Charities’ public fundraising can resume amid the government’s easing of Covid-19 lockdown measures, according to guidance released by The Fundraising Regulator and Chartered Institute of Fundraising.
But the umbrella bodies have warned charities need to ensure they comply with latest government and devolved administrations’ restrictions around social distancing and avoid staging events that are likely to attract mass gatherings.
The guidance has been prepared by the two organisations after talks with Public Health England and the Health and Safety Executive.
“The recent changes to lockdown restrictions in England mean that public fundraising may return,” said the Fundraising Regulator.
“It is important to remember that some methods of fundraising, such as community fundraising events involving large groups of people, or mass participation events, cannot safely resume under current social distancing rules.”
Two sets of guidance have been released. The first covers the overarching principles which should be applied to all fundraising methods. While the second offers specific advice on public fundraising, including door-to-door, street and fundraising on private property.

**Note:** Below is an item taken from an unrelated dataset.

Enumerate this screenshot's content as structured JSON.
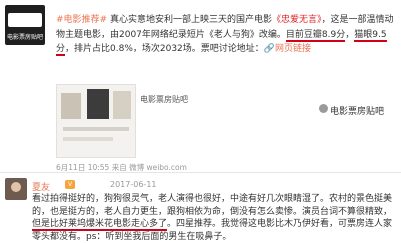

For fundraising to return safely, it is important that organisations carefully consider the risks associated with each type of fundraising activity they carry out. New guidance from @FundrRegulator and @IoFtweets highlights the issues you should consider https://t.co/bzqPrHoxqs pic.twitter.com/olD3T4ArVx— FundraisingRegulator (@FundrRegulator) June 26, 2020
“I want to be clear that public fundraising activities should only resume if it is safe to do so,” said the Fundraising Regulator’s head of policy Priya Warner.
“It’s the responsibility of individual charities to exercise judgment about when and how to resume fundraising, and this should only be when thorough risk assessments have been carried out, and informed decisions based on each individual organisation’s unique circumstances have been made.”

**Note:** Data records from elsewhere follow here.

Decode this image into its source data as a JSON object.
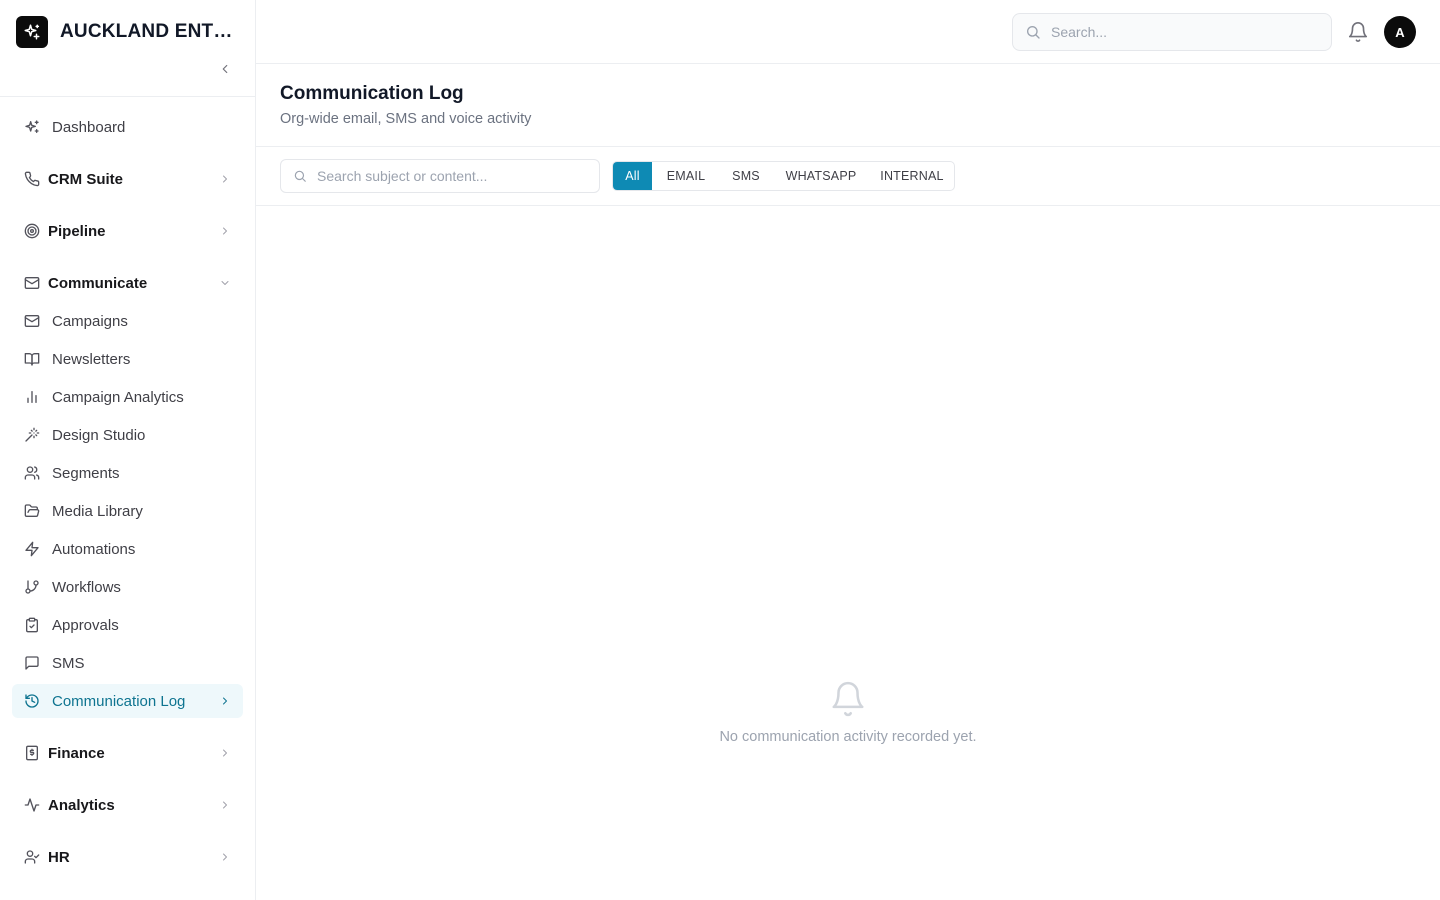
{
  "brand": {
    "name": "AUCKLAND ENTER...",
    "logo_icon": "sparkle-icon"
  },
  "sidebar": {
    "items": [
      {
        "label": "Dashboard",
        "icon": "sparkles-icon",
        "kind": "item"
      },
      {
        "label": "CRM Suite",
        "icon": "phone-icon",
        "kind": "section",
        "expanded": false
      },
      {
        "label": "Pipeline",
        "icon": "target-icon",
        "kind": "section",
        "expanded": false
      },
      {
        "label": "Communicate",
        "icon": "mail-icon",
        "kind": "section",
        "expanded": true
      },
      {
        "label": "Campaigns",
        "icon": "mail-icon",
        "kind": "item"
      },
      {
        "label": "Newsletters",
        "icon": "book-open-icon",
        "kind": "item"
      },
      {
        "label": "Campaign Analytics",
        "icon": "bar-chart-icon",
        "kind": "item"
      },
      {
        "label": "Design Studio",
        "icon": "magic-wand-icon",
        "kind": "item"
      },
      {
        "label": "Segments",
        "icon": "users-icon",
        "kind": "item"
      },
      {
        "label": "Media Library",
        "icon": "folder-open-icon",
        "kind": "item"
      },
      {
        "label": "Automations",
        "icon": "zap-icon",
        "kind": "item"
      },
      {
        "label": "Workflows",
        "icon": "git-branch-icon",
        "kind": "item"
      },
      {
        "label": "Approvals",
        "icon": "clipboard-check-icon",
        "kind": "item"
      },
      {
        "label": "SMS",
        "icon": "message-square-icon",
        "kind": "item"
      },
      {
        "label": "Communication Log",
        "icon": "history-icon",
        "kind": "item",
        "active": true
      },
      {
        "label": "Finance",
        "icon": "receipt-icon",
        "kind": "section",
        "expanded": false
      },
      {
        "label": "Analytics",
        "icon": "activity-icon",
        "kind": "section",
        "expanded": false
      },
      {
        "label": "HR",
        "icon": "user-check-icon",
        "kind": "section",
        "expanded": false
      }
    ]
  },
  "topbar": {
    "search_placeholder": "Search...",
    "avatar_initial": "A"
  },
  "page": {
    "title": "Communication Log",
    "subtitle": "Org-wide email, SMS and voice activity"
  },
  "filters": {
    "search_placeholder": "Search subject or content...",
    "tabs": [
      "All",
      "EMAIL",
      "SMS",
      "WHATSAPP",
      "INTERNAL"
    ],
    "selected": "All"
  },
  "empty_state": {
    "text": "No communication activity recorded yet.",
    "icon": "bell-icon"
  },
  "colors": {
    "accent": "#0e8ab4",
    "active_nav_bg": "#eef8fb",
    "active_nav_text": "#0e7490"
  }
}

Daniel Fluskey, Chartered Institute of Fundraising’s head of policy and external affairs, added: “Public fundraising activities have been rightly on hold during lockdown, but with the return of non-essential shops and other businesses resuming activity, it is appropriate for charities to be thinking about how they can restart fundraising in a safe and responsible way.
“This guidance sets out the key considerations that organisations need to be thinking about as they plan their return to fundraising activities in line with social distancing requirements.”